Our Random Forest model assumes that the relationship between predictors and bone thickness is non-linear and that interactions are important (eg, age × region). This is supported by the superior performance over linear regression (R² 0.75 vs. 0.52). However, the model relies on several assumptions that clinicians should understand. First, it assumes that the training data are representative of the target population—a strong assumption given our single-center retrospective design. Second, it treats measurements as independent within a patient; we mitigated this with patient-level cross-validation. Third, it assumes that missing predictors (eg, surgical history, orthodontic expansion) are not confounders with the included variables—unlikely to be true. Therefore, the model should be used for risk screening and support, not as a definitive diagnostic tool. External validation is critically needed, and we are actively seeking collaborations to perform such validation.

Clinical Applications and Implementation

The model has several immediate clinical applications: (a) pretreatment planning—estimating bone thickness at planned procedure sites; (b) risk assessment—identifying patients at high risk for complications; (c) treatment simulation—modeling how bone thickness changes with age; (d) donor site selection—confirming the posterior palate as optimal donor site; and (e) patient counseling providing quantitative risk estimates.

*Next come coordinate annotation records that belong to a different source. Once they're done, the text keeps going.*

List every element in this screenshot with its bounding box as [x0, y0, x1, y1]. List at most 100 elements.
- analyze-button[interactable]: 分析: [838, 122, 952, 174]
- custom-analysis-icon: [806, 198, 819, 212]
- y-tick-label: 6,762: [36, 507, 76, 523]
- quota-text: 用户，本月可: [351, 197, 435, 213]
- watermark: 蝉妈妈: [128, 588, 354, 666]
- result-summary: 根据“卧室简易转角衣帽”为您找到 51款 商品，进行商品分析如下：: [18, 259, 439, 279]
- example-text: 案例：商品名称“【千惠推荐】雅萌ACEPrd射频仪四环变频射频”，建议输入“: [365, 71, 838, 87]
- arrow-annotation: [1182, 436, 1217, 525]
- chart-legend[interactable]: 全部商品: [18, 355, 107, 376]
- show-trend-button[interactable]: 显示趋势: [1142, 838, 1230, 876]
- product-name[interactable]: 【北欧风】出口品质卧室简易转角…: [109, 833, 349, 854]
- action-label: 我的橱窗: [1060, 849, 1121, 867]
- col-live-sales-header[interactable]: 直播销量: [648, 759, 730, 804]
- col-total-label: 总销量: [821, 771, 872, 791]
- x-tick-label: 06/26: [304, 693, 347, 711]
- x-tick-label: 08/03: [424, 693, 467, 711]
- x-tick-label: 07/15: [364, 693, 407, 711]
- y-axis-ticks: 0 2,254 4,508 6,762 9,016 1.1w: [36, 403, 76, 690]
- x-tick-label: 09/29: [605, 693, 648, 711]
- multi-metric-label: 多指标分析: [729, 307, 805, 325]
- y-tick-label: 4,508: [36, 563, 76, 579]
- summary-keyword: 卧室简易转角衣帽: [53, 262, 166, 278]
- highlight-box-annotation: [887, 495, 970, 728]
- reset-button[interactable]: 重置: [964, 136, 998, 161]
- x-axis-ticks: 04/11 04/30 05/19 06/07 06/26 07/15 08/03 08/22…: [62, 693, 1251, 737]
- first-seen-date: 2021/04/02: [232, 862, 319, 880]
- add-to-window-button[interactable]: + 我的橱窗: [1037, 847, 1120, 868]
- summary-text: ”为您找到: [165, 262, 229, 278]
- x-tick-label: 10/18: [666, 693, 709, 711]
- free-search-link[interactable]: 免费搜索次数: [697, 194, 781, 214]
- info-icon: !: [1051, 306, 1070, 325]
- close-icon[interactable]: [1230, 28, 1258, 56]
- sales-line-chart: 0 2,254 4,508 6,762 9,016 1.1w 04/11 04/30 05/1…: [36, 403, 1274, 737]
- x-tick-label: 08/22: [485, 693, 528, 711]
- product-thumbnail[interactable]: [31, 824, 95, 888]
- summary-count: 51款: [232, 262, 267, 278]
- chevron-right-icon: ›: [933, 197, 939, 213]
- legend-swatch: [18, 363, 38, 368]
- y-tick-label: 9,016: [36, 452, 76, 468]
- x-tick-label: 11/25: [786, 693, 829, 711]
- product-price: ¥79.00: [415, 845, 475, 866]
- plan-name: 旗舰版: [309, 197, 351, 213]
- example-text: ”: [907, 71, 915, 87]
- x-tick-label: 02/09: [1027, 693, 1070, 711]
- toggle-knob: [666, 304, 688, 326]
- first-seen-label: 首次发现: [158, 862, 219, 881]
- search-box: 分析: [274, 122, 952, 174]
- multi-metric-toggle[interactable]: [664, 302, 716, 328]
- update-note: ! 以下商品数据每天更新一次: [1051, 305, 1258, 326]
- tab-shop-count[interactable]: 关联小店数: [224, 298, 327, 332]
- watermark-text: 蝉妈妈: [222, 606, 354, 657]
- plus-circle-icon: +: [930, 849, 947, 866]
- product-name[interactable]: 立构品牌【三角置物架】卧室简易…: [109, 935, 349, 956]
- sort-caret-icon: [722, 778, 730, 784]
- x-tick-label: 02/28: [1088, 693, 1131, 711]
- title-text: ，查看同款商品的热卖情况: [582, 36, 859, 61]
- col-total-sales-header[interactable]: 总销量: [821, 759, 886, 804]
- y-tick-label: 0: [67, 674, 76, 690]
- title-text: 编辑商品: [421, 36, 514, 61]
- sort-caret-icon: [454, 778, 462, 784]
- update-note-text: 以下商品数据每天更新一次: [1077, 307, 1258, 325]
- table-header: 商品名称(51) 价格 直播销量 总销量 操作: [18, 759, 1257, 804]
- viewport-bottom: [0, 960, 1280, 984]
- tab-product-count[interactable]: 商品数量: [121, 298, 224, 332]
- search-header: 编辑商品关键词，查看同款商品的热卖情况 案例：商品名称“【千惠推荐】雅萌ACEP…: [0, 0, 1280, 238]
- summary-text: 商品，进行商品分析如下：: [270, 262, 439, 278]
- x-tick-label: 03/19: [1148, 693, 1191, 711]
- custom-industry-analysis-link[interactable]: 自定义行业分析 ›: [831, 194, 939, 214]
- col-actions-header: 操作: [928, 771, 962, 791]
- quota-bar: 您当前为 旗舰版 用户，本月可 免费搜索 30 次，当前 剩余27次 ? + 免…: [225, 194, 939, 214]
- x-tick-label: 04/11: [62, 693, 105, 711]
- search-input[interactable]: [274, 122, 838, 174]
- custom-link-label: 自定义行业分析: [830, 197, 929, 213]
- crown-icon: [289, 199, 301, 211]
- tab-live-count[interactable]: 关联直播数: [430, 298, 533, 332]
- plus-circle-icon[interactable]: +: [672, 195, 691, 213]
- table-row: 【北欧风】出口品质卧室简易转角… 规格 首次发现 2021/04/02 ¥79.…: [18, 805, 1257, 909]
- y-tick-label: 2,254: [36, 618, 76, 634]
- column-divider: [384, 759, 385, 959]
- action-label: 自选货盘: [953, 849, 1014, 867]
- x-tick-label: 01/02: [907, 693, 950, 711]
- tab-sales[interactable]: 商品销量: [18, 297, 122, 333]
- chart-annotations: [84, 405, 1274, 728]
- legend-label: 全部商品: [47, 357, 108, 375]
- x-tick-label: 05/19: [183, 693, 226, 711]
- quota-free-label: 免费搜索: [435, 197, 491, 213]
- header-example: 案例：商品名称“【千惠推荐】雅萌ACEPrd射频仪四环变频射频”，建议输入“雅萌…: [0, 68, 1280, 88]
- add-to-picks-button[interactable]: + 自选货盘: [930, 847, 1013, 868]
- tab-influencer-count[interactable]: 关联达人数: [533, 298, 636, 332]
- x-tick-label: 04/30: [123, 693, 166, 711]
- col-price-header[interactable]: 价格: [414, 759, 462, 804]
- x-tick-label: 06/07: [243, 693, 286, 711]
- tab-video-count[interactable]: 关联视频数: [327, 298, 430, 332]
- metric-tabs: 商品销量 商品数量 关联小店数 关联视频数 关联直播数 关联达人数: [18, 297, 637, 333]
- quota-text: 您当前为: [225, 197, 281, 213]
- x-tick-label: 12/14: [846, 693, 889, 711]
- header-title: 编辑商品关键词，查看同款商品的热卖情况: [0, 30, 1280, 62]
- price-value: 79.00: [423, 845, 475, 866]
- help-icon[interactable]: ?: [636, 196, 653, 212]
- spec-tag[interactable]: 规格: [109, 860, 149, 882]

Implementation in Clinical Workflows

The final Random Forest model is lightweight (∼5 MB) and can be deployed as a web-based calculator, a smartphone app, or integrated into existing CBCT viewing software (eg, as a plugin). Inputs are age, region (dropdown), depth (mm), group (control/cleftside/non-cleft side), and side. The model returns a predicted bone thickness with 95% prediction interval in under 0.1 seconds. We provide a free, open-source Python script and an Excel-based macro in the supplementary materials. Future work will focus on integration with electronic health records.

Limitations

Several limitations should be acknowledged: (a) single-center data, which may not generalize to other populations or treatment protocols; (b) cross-sectional design, which cannot capture longitudinal changes; (c) absence of surgical and orthodontic history variables (eg, timing of primary lip repair, alveolar bone grafting, rapid maxillary expansion), which likely influences bone thickness, especially in anterior regions; (d) modest sample size (n = 100) despite the large number of measurement points; (e) lack of external validation—we have not tested the model on independent datasets; and (f) multiple subgroup comparisons, which were corrected using Bonferroni but should still be considered hypothesis-generating.

Future Directions

We have not performed external validation, but we strongly encourage and welcome collaboration with other centers to independently test the model. The code, trained model weights, and a detailed user manual are available from the corresponding author upon request. Future work should also incorporate surgical and orthodontic history, use a prospective design, and include multi-center data to improve generalizability.